Berlin - Es ist eine - trotz Volksentscheid - nicht enden wollende Diskussion: Soll das Tempelhofer Feld angesichts der Wohnungsnot in Berlin bebaut werden oder nicht?
Die Initiative "Zuhause am Tempelhofer Feld" hat zumindest ihre ganz eigene Vorstellung zur Zukunft des ehemaligen Flughafengeländes und Nägel mit Köpfen gemacht. Ihre Vision: bauen, bauen, bauen.
Insgesamt sollen durch die Randbebauung 21.400 neue Wohnungen und Platz für 50.000 Menschen entstehen. Davon sollen 30 Prozent Sozialwohnungen sein.
Innerhalb von sechs Jahren könnten dann schon die ersten Mieter einziehen. Auch beim Preis geben sich die Planer optimistisch. Durch seriell vorgefertigte Bauteile sollen Wohnungen entstehen, die trotz freier Finanzierung für etwa 16 Euro pro Quadratmeter vermietet werden könnten.
Auffällig: Das Innere des Feldes bleibt tabu, während der Rand voll ausgekostet wird. Konkret sollen rund 100 der insgesamt 300 Hektar großen Fläche, also insgesamt ein Drittel, bebaut werden – orientiert am klassischen Berliner Gründerzeit-Stil mit Blockrandbebauung, Innenhöfen und parzellierten Häusern.
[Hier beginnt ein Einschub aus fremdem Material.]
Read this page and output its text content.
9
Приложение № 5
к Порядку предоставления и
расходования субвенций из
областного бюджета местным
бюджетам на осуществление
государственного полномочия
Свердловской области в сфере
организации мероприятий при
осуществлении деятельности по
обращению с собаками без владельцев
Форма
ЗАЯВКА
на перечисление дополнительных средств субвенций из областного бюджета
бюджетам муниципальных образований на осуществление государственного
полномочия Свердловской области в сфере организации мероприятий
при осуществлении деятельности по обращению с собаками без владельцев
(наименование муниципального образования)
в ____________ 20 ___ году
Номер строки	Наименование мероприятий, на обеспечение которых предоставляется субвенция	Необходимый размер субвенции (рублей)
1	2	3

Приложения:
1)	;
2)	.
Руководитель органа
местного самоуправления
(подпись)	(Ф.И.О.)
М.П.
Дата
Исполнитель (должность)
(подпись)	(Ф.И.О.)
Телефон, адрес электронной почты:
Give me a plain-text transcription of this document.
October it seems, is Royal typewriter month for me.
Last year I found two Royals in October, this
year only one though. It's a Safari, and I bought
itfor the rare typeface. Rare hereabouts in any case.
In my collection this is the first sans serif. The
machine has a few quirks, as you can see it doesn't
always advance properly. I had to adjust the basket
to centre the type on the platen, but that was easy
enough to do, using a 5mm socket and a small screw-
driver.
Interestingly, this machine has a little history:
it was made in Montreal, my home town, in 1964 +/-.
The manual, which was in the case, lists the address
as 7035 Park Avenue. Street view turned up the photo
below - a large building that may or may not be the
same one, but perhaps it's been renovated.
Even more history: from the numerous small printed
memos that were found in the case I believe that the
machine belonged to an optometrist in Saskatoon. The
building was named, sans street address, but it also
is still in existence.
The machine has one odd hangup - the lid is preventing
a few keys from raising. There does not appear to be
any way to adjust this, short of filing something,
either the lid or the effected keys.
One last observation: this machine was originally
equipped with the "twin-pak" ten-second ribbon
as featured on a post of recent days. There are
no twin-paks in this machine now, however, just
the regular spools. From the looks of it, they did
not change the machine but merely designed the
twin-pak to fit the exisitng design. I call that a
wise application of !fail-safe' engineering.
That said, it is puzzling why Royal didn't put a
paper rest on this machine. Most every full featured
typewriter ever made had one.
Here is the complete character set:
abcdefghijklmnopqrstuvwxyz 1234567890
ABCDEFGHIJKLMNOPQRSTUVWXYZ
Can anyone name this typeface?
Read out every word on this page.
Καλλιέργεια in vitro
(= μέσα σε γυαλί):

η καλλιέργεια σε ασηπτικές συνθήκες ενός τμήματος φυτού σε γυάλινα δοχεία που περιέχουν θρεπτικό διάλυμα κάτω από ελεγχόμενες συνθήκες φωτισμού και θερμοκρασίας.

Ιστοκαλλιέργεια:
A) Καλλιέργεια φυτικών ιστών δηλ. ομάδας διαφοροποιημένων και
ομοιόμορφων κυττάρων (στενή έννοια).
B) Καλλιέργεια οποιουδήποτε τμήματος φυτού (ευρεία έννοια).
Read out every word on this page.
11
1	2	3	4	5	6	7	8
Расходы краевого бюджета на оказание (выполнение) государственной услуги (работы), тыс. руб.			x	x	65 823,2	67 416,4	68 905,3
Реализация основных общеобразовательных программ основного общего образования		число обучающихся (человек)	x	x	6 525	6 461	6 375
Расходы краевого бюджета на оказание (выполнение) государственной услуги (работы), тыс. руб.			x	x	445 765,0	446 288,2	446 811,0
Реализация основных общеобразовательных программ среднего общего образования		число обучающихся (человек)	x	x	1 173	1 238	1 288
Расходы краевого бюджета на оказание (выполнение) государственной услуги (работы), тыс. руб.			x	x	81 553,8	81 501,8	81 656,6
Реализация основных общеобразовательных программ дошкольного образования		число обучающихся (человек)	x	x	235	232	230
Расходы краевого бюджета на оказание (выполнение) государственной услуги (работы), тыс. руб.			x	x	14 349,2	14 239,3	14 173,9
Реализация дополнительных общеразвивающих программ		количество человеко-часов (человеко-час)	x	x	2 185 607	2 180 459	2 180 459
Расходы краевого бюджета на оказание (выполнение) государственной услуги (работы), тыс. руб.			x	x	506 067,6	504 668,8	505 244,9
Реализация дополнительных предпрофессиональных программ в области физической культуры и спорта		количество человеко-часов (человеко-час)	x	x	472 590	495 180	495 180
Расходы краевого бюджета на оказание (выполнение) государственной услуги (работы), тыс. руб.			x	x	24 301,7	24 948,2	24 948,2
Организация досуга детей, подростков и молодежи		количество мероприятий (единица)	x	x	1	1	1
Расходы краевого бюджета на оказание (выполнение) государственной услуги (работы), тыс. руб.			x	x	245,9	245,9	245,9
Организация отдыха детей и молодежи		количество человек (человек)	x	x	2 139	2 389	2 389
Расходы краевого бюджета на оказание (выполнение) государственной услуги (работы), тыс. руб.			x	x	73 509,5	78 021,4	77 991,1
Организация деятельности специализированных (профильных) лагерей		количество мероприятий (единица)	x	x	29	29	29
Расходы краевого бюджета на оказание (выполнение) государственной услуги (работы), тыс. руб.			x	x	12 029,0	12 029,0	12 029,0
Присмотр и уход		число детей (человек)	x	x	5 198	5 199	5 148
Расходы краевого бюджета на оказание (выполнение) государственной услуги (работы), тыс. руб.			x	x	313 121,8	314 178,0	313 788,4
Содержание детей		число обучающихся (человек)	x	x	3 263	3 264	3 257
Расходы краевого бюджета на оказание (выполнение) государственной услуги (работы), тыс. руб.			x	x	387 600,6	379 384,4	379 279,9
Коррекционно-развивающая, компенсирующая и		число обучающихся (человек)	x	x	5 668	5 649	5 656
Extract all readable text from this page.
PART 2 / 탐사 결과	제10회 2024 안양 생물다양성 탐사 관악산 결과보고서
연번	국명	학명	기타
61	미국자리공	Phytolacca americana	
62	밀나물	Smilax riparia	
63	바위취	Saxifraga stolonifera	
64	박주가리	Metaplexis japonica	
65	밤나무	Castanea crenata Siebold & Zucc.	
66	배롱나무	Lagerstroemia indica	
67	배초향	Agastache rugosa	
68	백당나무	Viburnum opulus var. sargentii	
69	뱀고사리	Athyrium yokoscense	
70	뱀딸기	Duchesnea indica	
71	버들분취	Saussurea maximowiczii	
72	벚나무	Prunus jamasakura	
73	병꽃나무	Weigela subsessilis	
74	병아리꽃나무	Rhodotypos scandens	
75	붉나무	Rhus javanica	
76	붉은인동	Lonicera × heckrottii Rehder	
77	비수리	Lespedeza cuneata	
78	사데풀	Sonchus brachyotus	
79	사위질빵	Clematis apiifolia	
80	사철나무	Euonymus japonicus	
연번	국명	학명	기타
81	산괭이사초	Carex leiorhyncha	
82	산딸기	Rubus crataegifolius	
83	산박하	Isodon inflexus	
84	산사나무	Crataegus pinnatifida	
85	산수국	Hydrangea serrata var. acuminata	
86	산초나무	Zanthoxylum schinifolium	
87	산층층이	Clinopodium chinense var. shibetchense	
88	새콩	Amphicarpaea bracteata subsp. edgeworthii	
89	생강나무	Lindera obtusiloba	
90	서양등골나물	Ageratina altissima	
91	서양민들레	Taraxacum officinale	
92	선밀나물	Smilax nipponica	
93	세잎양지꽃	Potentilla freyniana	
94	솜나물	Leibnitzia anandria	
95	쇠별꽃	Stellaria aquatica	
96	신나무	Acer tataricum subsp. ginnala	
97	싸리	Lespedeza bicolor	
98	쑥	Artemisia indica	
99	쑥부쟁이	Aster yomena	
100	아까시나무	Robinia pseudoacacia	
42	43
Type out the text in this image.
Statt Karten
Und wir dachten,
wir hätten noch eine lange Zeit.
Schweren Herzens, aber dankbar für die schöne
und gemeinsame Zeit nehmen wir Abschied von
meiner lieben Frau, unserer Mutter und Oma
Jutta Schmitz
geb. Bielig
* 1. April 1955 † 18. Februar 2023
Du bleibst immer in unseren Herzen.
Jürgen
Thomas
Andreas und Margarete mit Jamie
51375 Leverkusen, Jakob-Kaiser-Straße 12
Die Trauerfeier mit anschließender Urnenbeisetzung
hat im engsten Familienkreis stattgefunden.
Bebaut werden soll praktisch der komplette äußere Rand des Feldes bis zum ehemaligen Taxiway. Dort soll künftig eine breite Platanenallee entstehen. Das Flüchtlingsheim, das Baseballfeld, die Biergärten, das kleine Theater Luftschloss, Minigolf - sie alle müssten den Bebauungsplänen weichen. Auch ein neuer S-Bahnhof zwischen Tempelhof und Hermannstraße soll entstehen, um eine bessere Anbindung zu ermöglichen.
Kai Wegner unterstützt Pläne der Initiative
Rund neun Milliarden Euro soll die XL-Randbebauung kosten. Einen prominenten Fürsprecher haben die Architekten auch schon: Bürgermeister Kai Wegner (53, CDU).
"Berlin wächst und braucht bezahlbaren Wohnraum. Die Initiative 'Zuhause am Tempelhofer Feld' macht dafür einen starken Vorschlag: mehr als 21.000 Wohnungen für mehr als 50.000 Menschen durch maßvolle Randbebauung. Das ist das, was Berlin jährlich braucht. Ich unterstütze das", schreibt der CDU-Politiker auf X.
Einen großen Stolperstein lassen die Initiatoren und der Bürgermeister jedoch unerwähnt. 2012 stimmten die Berliner in einem Volksentscheid gegen die Bebauung des Tempelhofer Felds. Die Fürsprecher dürften aber wohl zur Kenntnis genommen haben, dass einer repräsentativen Umfrage zufolge die Mehrheit der Berliner (59 Prozent) eine "maßvolle" Randbebauung befürworten.
Ob aber auch ein Drittel des Tempelhofer Felds zu bebauen noch unter "maßvoll" fällt?